Entretien avec Jérémie Bouchet, PDG de Blackbird

Propos recueillis par Fabrice Barbian - 19 avril 2023

Depuis le début de l’année, les employées de l’agence web strasbourgeoise Blackbird bénéficient d’un congé menstruel, à raison d’un jour par mois. Pour Jérémie Bouchet, le PDG de l’entreprise alsacienne, le bien-être au travail est une priorité.

Jeremie Bouchet, PDG de Blackbird : "Les femmes qui souhaitent prendre un congé menstruel n'ont pas besoin de fournir un quelconque justificatif".
Jeremie Bouchet, PDG de Blackbird : "Les femmes qui souhaitent prendre un congé menstruel n'ont pas besoin de fournir un quelconque justificatif". — Photo : Benjamin Samson

Comment et pourquoi avoir instauré ce congé menstruel ?

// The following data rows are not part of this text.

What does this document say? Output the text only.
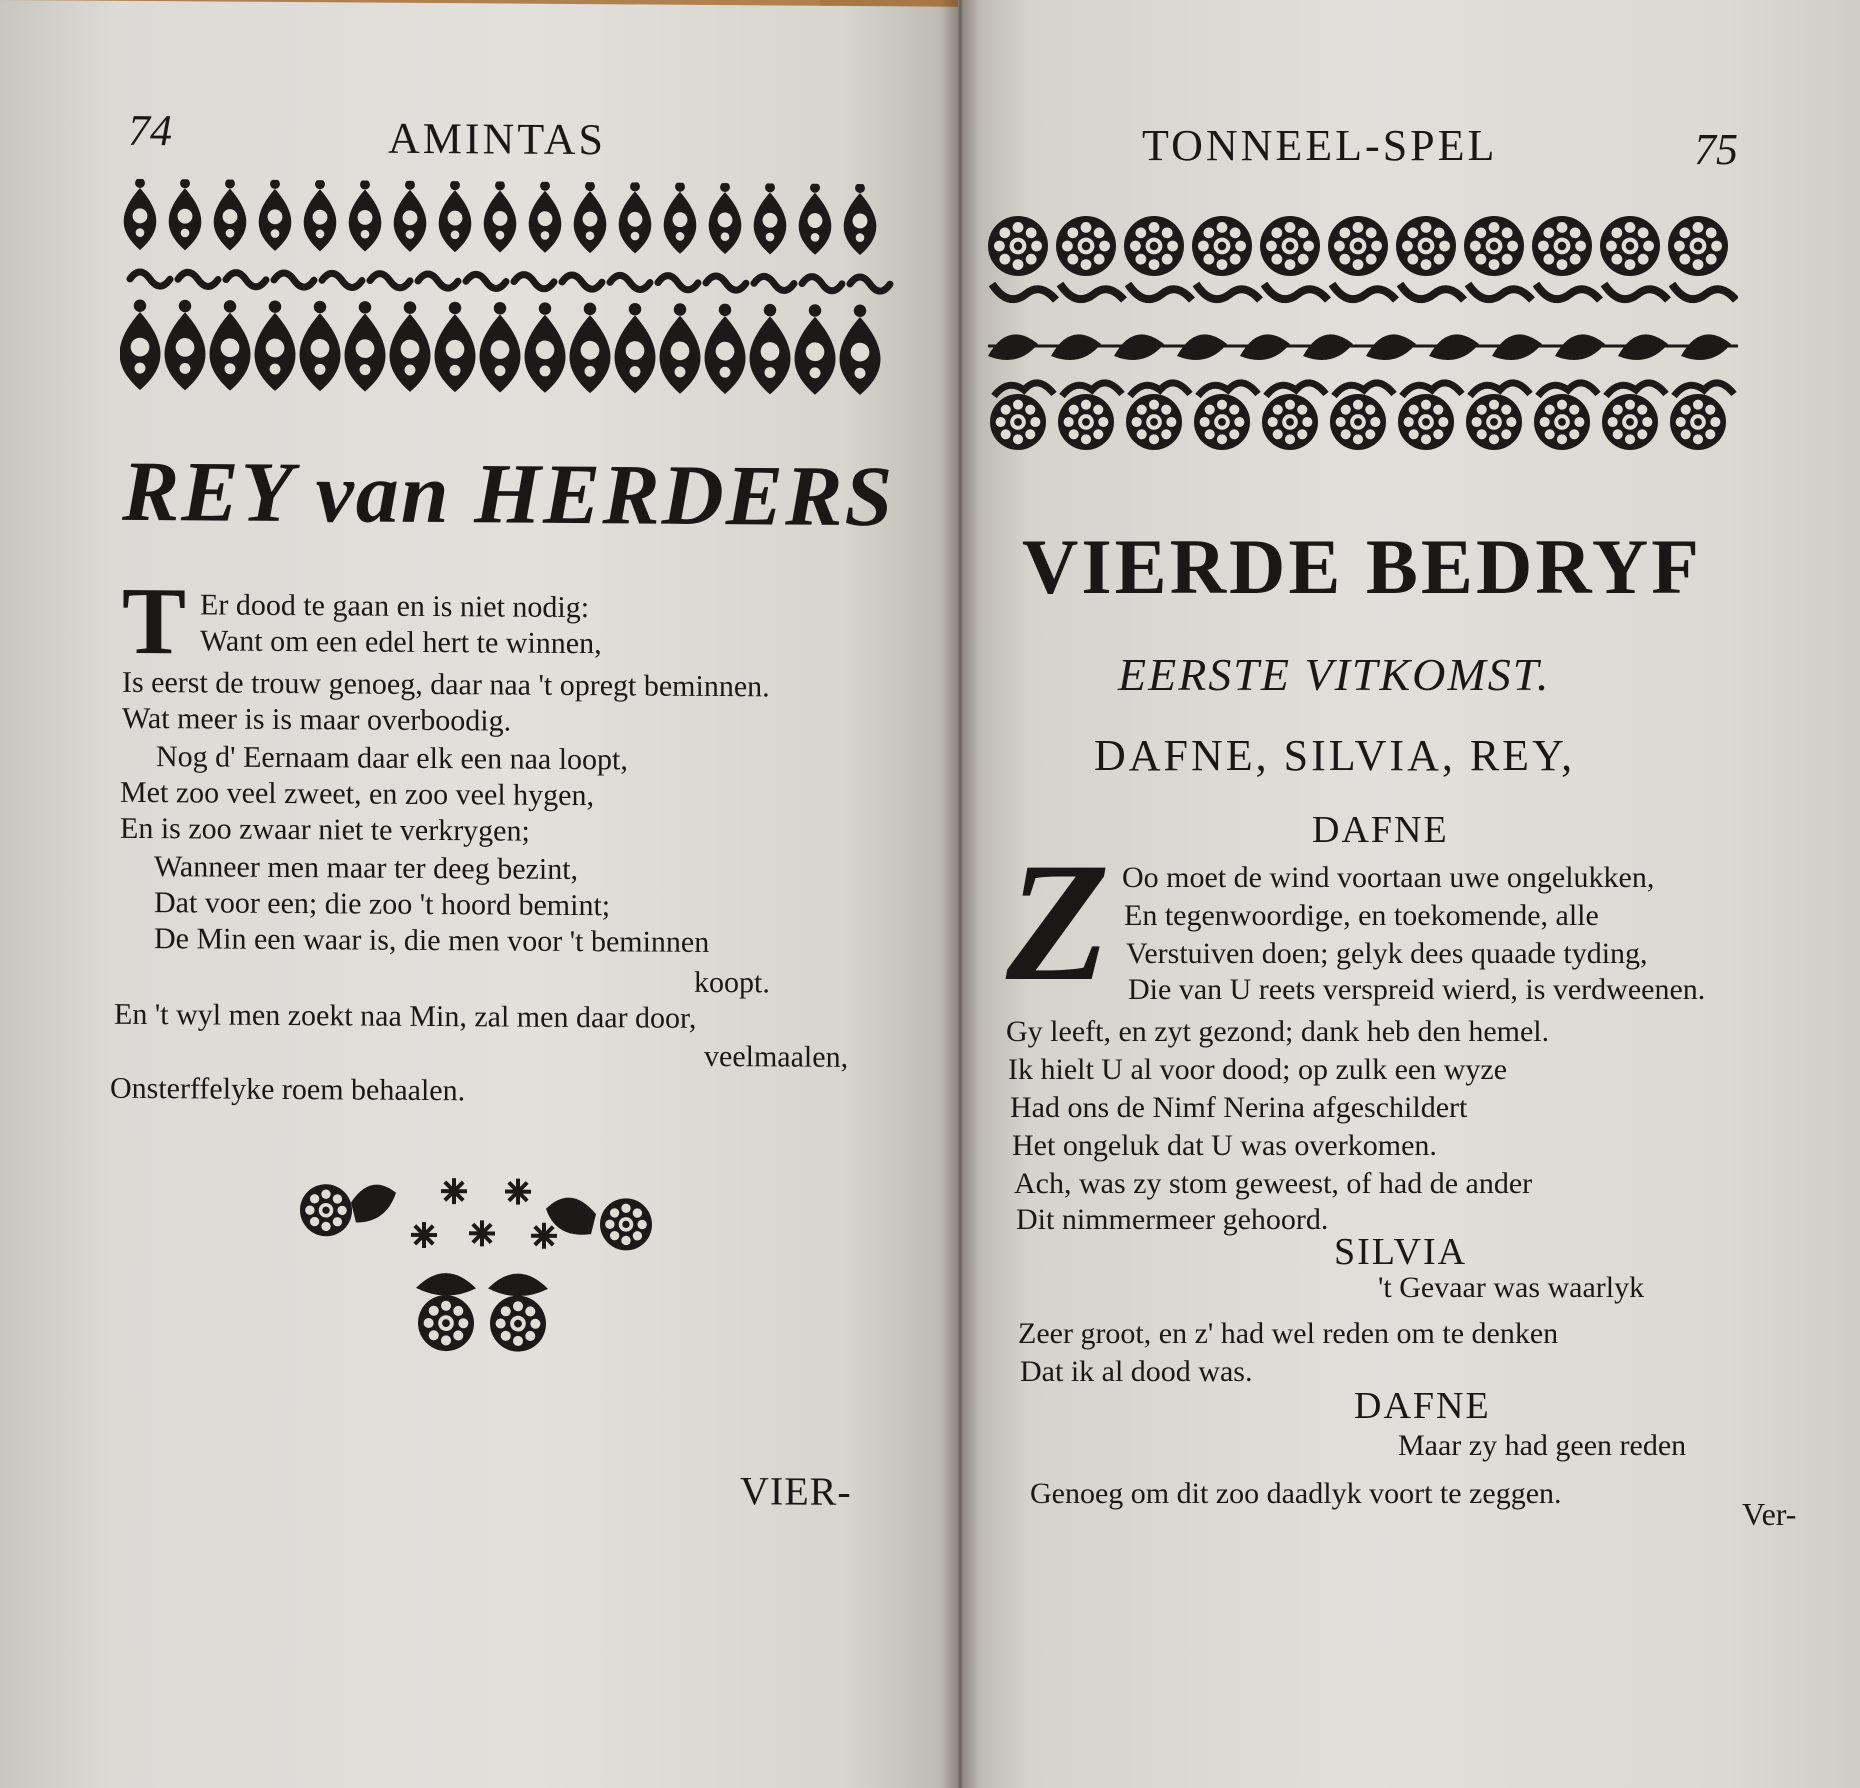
74	AMINTAS
REY van HERDERS
T Er dood te gaan en is niet nodig:
Want om een edel hert te winnen,
Is eerst de trouw genoeg, daar naa 't opregt beminnen.
Wat meer is is maar overboodig.
Nog d' Eernaam daar elk een naa loopt,
Met zoo veel zweet, en zoo veel hygen,
En is zoo zwaar niet te verkrygen;
Wanneer men maar ter deeg bezint,
Dat voor een; die zoo 't hoord bemint;
De Min een waar is, die men voor 't beminnen
koopt.
En 't wyl men zoekt naa Min, zal men daar door,
veelmaalen,
Onsterffelyke roem behaalen.
VIER-
TONNEEL-SPEL	75
VIERDE BEDRYF
EERSTE VITKOMST.
DAFNE, SILVIA, REY,
DAFNE
Z Oo moet de wind voortaan uwe ongelukken,
En tegenwoordige, en toekomende, alle
Verstuiven doen; gelyk dees quaade tyding,
Die van U reets verspreid wierd, is verdweenen.
Gy leeft, en zyt gezond; dank heb den hemel.
Ik hielt U al voor dood; op zulk een wyze
Had ons de Nimf Nerina afgeschildert
Het ongeluk dat U was overkomen.
Ach, was zy stom geweest, of had de ander
Dit nimmermeer gehoord.
SILVIA
't Gevaar was waarlyk
Zeer groot, en z' had wel reden om te denken
Dat ik al dood was.
DAFNE
Maar zy had geen reden
Genoeg om dit zoo daadlyk voort te zeggen.
Ver-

C’est une brique de plus dans une approche managériale bienveillante et attentive au bien-être au travail. En fin d’année dernière, l’agence a d’ailleurs obtenu le label "Great place to work". Ce bien-être des salariés, et plus précisément encore des femmes et des hommes car les collaborateurs ne se résument pas à leurs activités professionnelles, est vraiment une priorité. En ce qui concerne plus précisément le congé menstruel, j’en ai un jour entendu parlé et ça m’a interpellé. J’en ai donc discuté avec les femmes de l’équipe (l’agence emploie 27 personnes dont 6 femmes, NDLR) et nous l’avons mis en place. Cela s’est fait très naturellement. Et je regrette même de ne pas y avoir songé plus tôt, parce qu’en tant qu’homme, je ne me rends pas compte de ce que cela peut être, mais aussi car les femmes ont appris à taire ces moments, à faire comme s’ils n’existaient pas.

Quelle est la procédure à suivre pour poser ce congé ?

Nous disposons d’une application en interne à laquelle nous avons ajouté un item spécifique. Seule notre RH en charge du bien-être, a connaissance de la demande. Les femmes qui souhaitent le prendre n’ont pas besoin de fournir un quelconque justificatif et de se rendre chez leur médecin - ce qui est déjà compliqué en soi -, il leur suffit de cliquer. Y compris le matin même, bien entendu.

Comment gérez-vous ces absences sur le plan organisationnel ?

Cela ne pose pas de difficultés particulières. L’agence a un mode de fonctionnement très agile et flexible. Chacun peut télétravailler quand il le veut, par exemple. D’ailleurs, si l’une de nos collaboratrices ne souhaite pas venir au bureau parce qu’elle se sent un peu fatiguée mais suffisamment en forme pour travailler de chez elle, elle n’a pas même besoin du congé menstruel. Elle peut dès lors télétravailler, si elle le désire.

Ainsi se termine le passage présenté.